I did that once, so long ago that I don't know if I got all 135 slides (the 120 ones I managed to finish). It is time-consuming and after a while I started to think about my "other" photography. Becoming a good repro operator doesn't improve other photographic skills.
I don't have such a film scanner, only an Epson V750 which can take 6 stripes of film or 24 slides in one go. My approach was from the beginning, to get those files into a Mac. Which were good enough to see on which I could spend some more time or even send them to a proper scan service?
None, at the end... my current pictures are better than the ones I took on slide film during the last +30 years.
Slide film was expensive to me, so 36 frames without any other EXIF than the notes on paper are usesles to learn with. Except the Kodachomes, the colors were "interesting", but not necessarily recognizable
But the BW 120 negatives still have some nice jewels in.
I got a Kodak carousel projector, detached it's lens and changed the lamp to a 10 W version. Then I put a diffusor in front of it to equilibrate the light fall-off (but it remained and issue). At the best time, I managed to get 80 slides in less than 4 minutes to a Pentax K-m. In front of the body I mounted a Schneider componon-S which I used for the dark-room enlarger. I had to put black tape on it's aperture indicator to avoid red tinted slides. With this method I was fast and got around 9 MP/slide.
The carousel I choose because the slides are always at the same position.
I could focus a bit with a quick release rail. No, I focused by moving the projector :unsure: It was too much an effort but I could have done it fully automatically and use the time to put the slides from their standard magazines into the carousels. But after a couple of days it was done, using alternating the two remote controls. At the time we worked reduced hours, so it became possible.

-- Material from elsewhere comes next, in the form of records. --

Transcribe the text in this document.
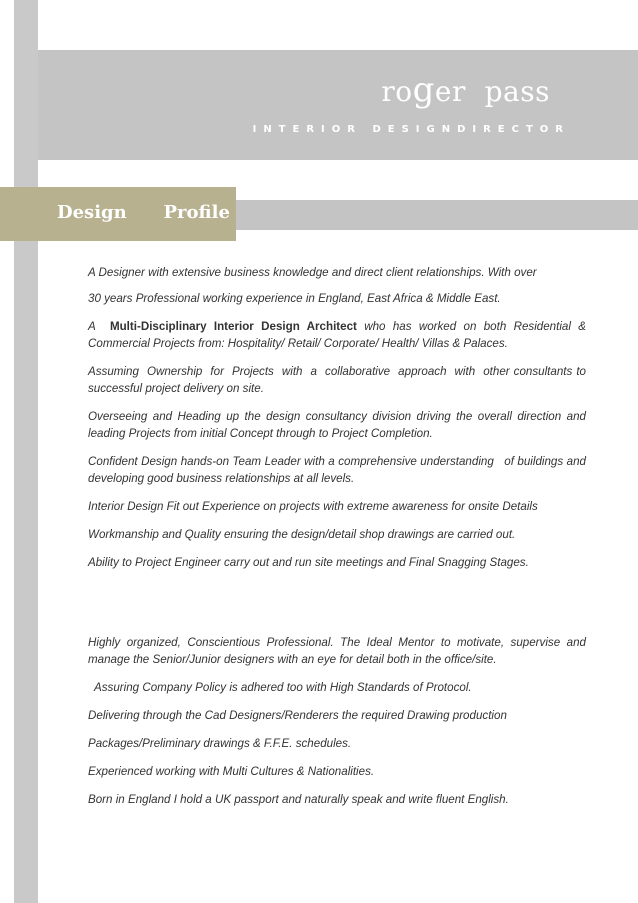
roger  pass
INTERIOR DESIGNDIRECTOR
Design   Profile

A Designer with extensive business knowledge and direct client relationships. With over

30 years Professional working experience in England, East Africa & Middle East.

A  Multi-Disciplinary Interior Design Architect who has worked on both Residential & Commercial Projects from: Hospitality/ Retail/ Corporate/ Health/ Villas & Palaces.

Assuming  Ownership  for  Projects  with  a  collaborative  approach  with  other consultants to successful project delivery on site.

Overseeing and Heading up the design consultancy division driving the overall direction and leading Projects from initial Concept through to Project Completion.

Confident Design hands-on Team Leader with a comprehensive understanding   of buildings and developing good business relationships at all levels.

Interior Design Fit out Experience on projects with extreme awareness for onsite Details

Workmanship and Quality ensuring the design/detail shop drawings are carried out.

Ability to Project Engineer carry out and run site meetings and Final Snagging Stages.

Highly organized, Conscientious Professional. The Ideal Mentor to motivate, supervise and manage the Senior/Junior designers with an eye for detail both in the office/site.

Assuring Company Policy is adhered too with High Standards of Protocol.

Delivering through the Cad Designers/Renderers the required Drawing production

Packages/Preliminary drawings & F.F.E. schedules.

Experienced working with Multi Cultures & Nationalities.

Born in England I hold a UK passport and naturally speak and write fluent English.
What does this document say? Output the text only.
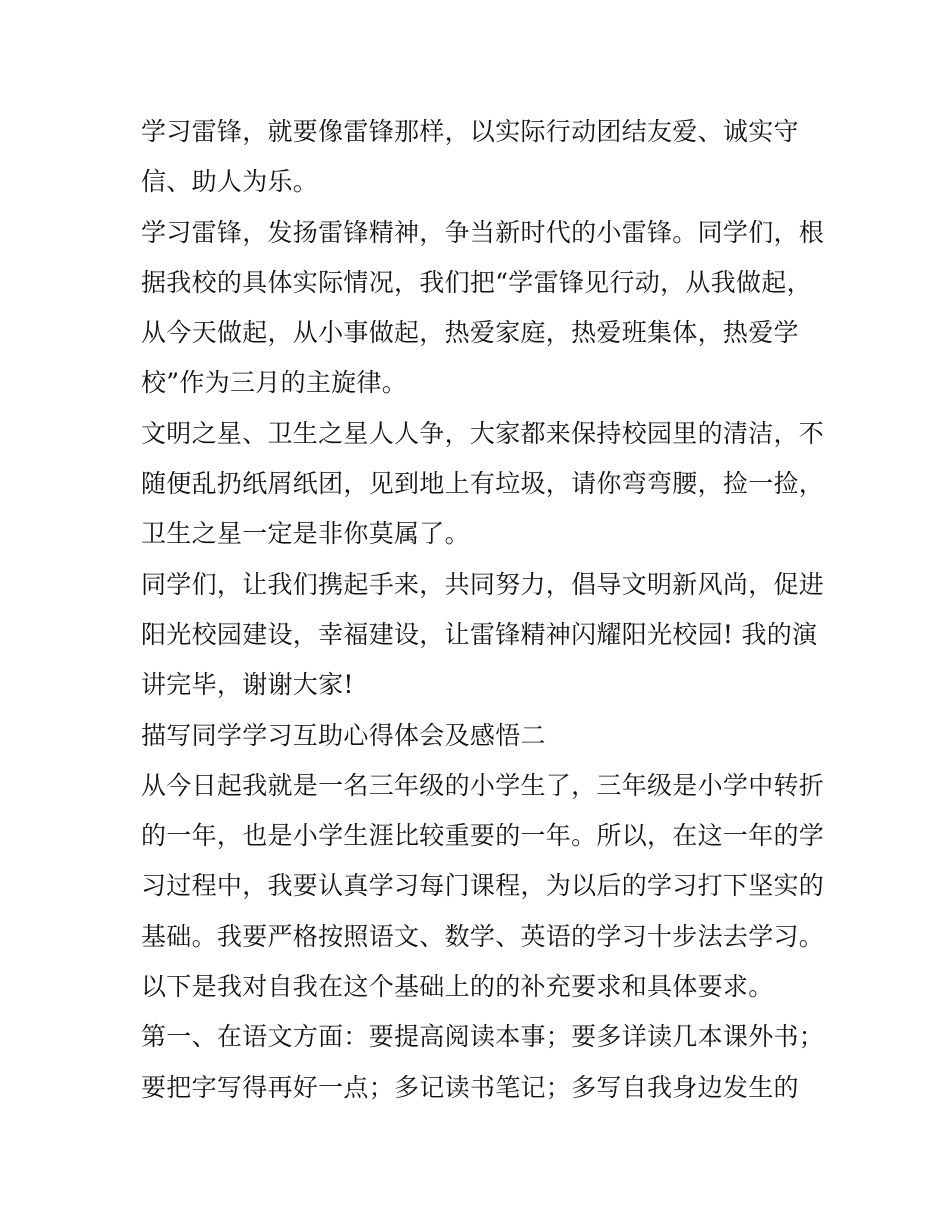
学习雷锋，就要像雷锋那样，以实际行动团结友爱、诚实守
信、助人为乐。
学习雷锋，发扬雷锋精神，争当新时代的小雷锋。同学们，根
据我校的具体实际情况，我们把“学雷锋见行动，从我做起，
从今天做起，从小事做起，热爱家庭，热爱班集体，热爱学
校”作为三月的主旋律。
文明之星、卫生之星人人争，大家都来保持校园里的清洁，不
随便乱扔纸屑纸团，见到地上有垃圾，请你弯弯腰，捡一捡，
卫生之星一定是非你莫属了。
同学们，让我们携起手来，共同努力，倡导文明新风尚，促进
阳光校园建设，幸福建设，让雷锋精神闪耀阳光校园! 我的演
讲完毕，谢谢大家!
描写同学学习互助心得体会及感悟二
从今日起我就是一名三年级的小学生了，三年级是小学中转折
的一年，也是小学生涯比较重要的一年。所以，在这一年的学
习过程中，我要认真学习每门课程，为以后的学习打下坚实的
基础。我要严格按照语文、数学、英语的学习十步法去学习。
以下是我对自我在这个基础上的的补充要求和具体要求。
第一、在语文方面：要提高阅读本事；要多详读几本课外书；
要把字写得再好一点；多记读书笔记；多写自我身边发生的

Today I would not waste a single day of a weekend. It was necessary for me to do the job to come to the conclusion "my time is more valuable to work with current ideas and do them properly", but before nobody could have talked sense in me.
With the negatives, VueScan had an theoretically amazing feature: While SilverFast was doing scans for each frame separately and failed very often to detect or autocorrect them, not to mention dust removal with Infrared, the mechanics of the scanner were constantly stressed. VueScan can do RAW-images of the whole negative holder and later I used them to run single scans on the RAW scan. Quicker and less stressful for the mechanics
Unfortunately at the time it was not reliable to detect all frames. Hamrick compiled one version after another and used me as test pilot, he even wanted me to transfer 1 GB DNG (which were not recognized as DNGs from Adobe...) from my place to his office. With a DSL line, able to manage like 300 bit/s upload. He answered quickly but at some time I was pretty frustrated and he commented a moody mail from me with "I don't know what you want, I make 2 million $ per year with it, so it can't be that bad..." To be honest, the other scan apps I tried were partly horrible.